Gibson’s book contains 14 chapters comprehensively designed from research-based, practice-focused and policy-based perspectives. Intimate partner violence can impact anyone regardless of race, ethnicity, sexual orientation, education, religious affiliation or economic status, she said.
“As a social work professor, teaching about Intimate partner violence and experiencing it up close and personal was unfathomable,” Gibson said. “The responses from the first responders and the school administrators were surprisingly insensitive, naive and stereotypical. Shortly after my son’s childhood friend was intentionally run over and killed at 25 by his college sweetheart (charged with vehicular homicide) a couple of years later, I knew that I was obligated to address the issue and started my quest to do so via this publication,” Gibson said.
With the release of this book, Gibson aims to educate, inform and inspire survivors using real-world truths ranging from stories of intimate partner violence survivors, mental and behavioral health signifiers and the influences of culture and reality television.
“Intimate partner violence (IPV) is more prevalent with our children, adolescents, K-12 and young adult college-age students more than society is aware,” Gibson said. “Over the past 16 years, I have had an opportunity to interact with students from all walks of life and realized after this direct experience that the stories that I hear could easily result in the same tragedy that my son’s friend succumbed to.
“You can’t give what you don’t have and you can’t teach what you don’t know but I can assure you that love does not hurt,” Gibson added.
Domestic violence is prevalent.
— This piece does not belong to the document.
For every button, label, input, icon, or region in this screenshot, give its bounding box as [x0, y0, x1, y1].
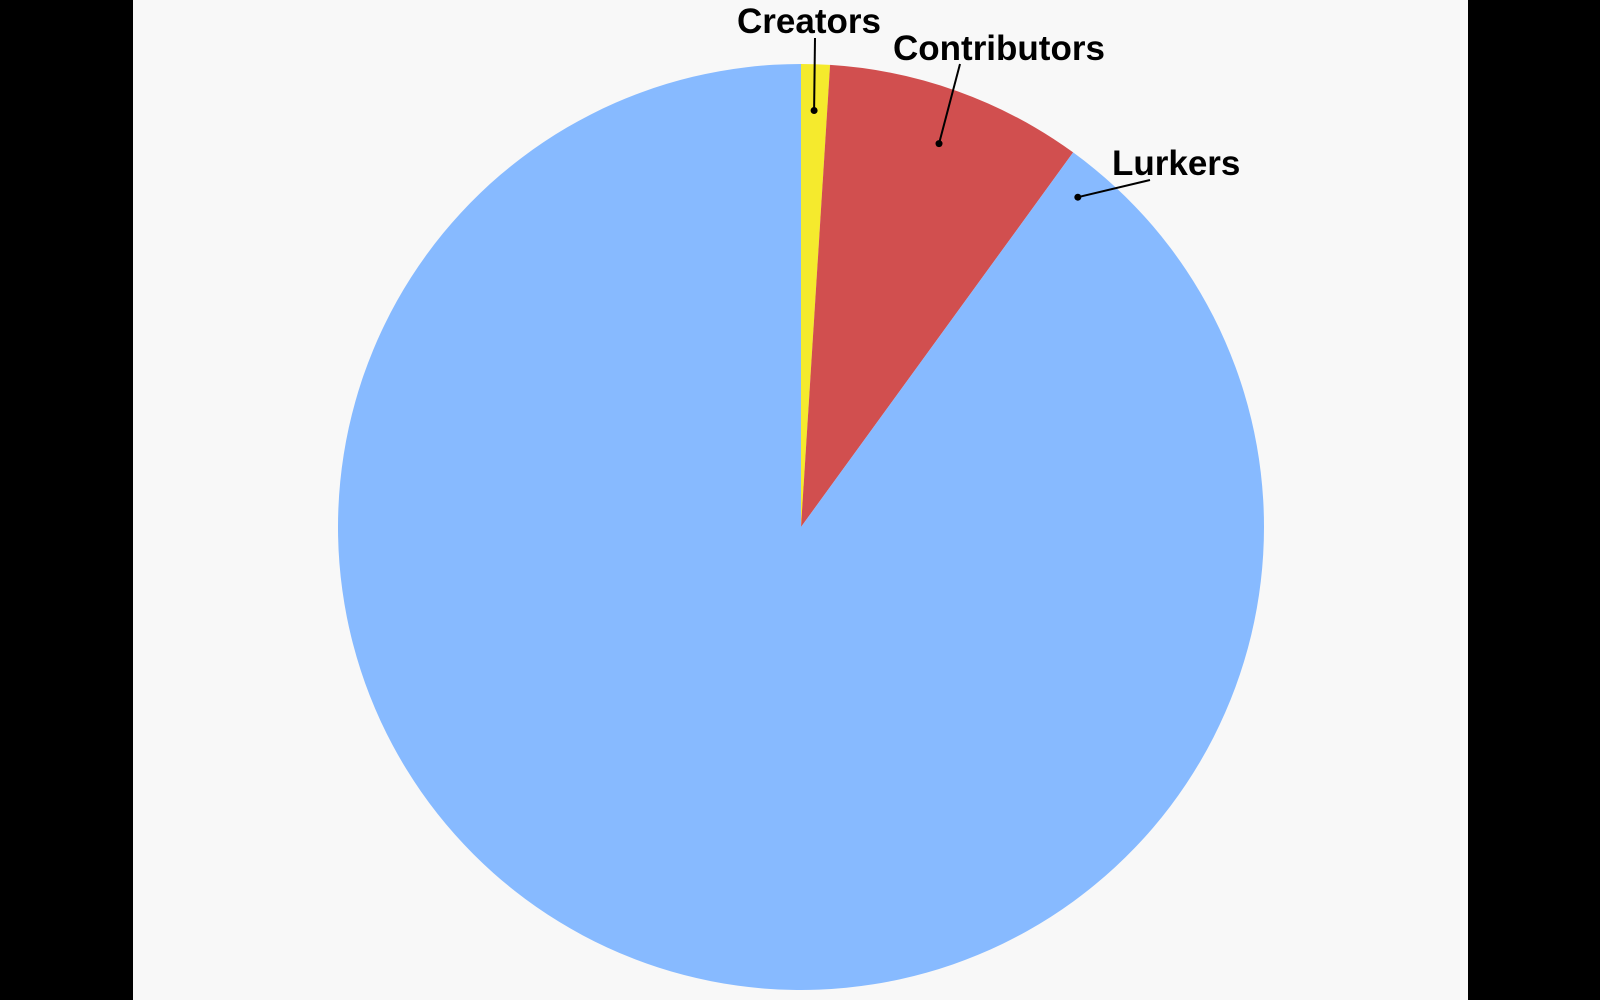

Exposure and education of this issue is needed. Promoting initiatives that address public health issues is a start to making a difference. The book shares research about what IPV entails and what to be aware of.
“I really wish people would be as concerned and willing to make a change over the public health issues,” said FAMU alumni Lamar Lane. “My longest relationship of four years was abusive. My best advice is know what abuse is and do not be afraid to speak about it or seek help.”
Gibson advises students: “Surround yourself with people who are going to lift you up, not destroy your dreams and aspirations and make deposits into your wellbeing instead of withdrawals.”
Gibson said she plans to write a follow up book titled: “Intimate Partner Violence and the Modern Day Church: Get Out of the Boat (A Unique lesson in Culture, Values and Ethics).”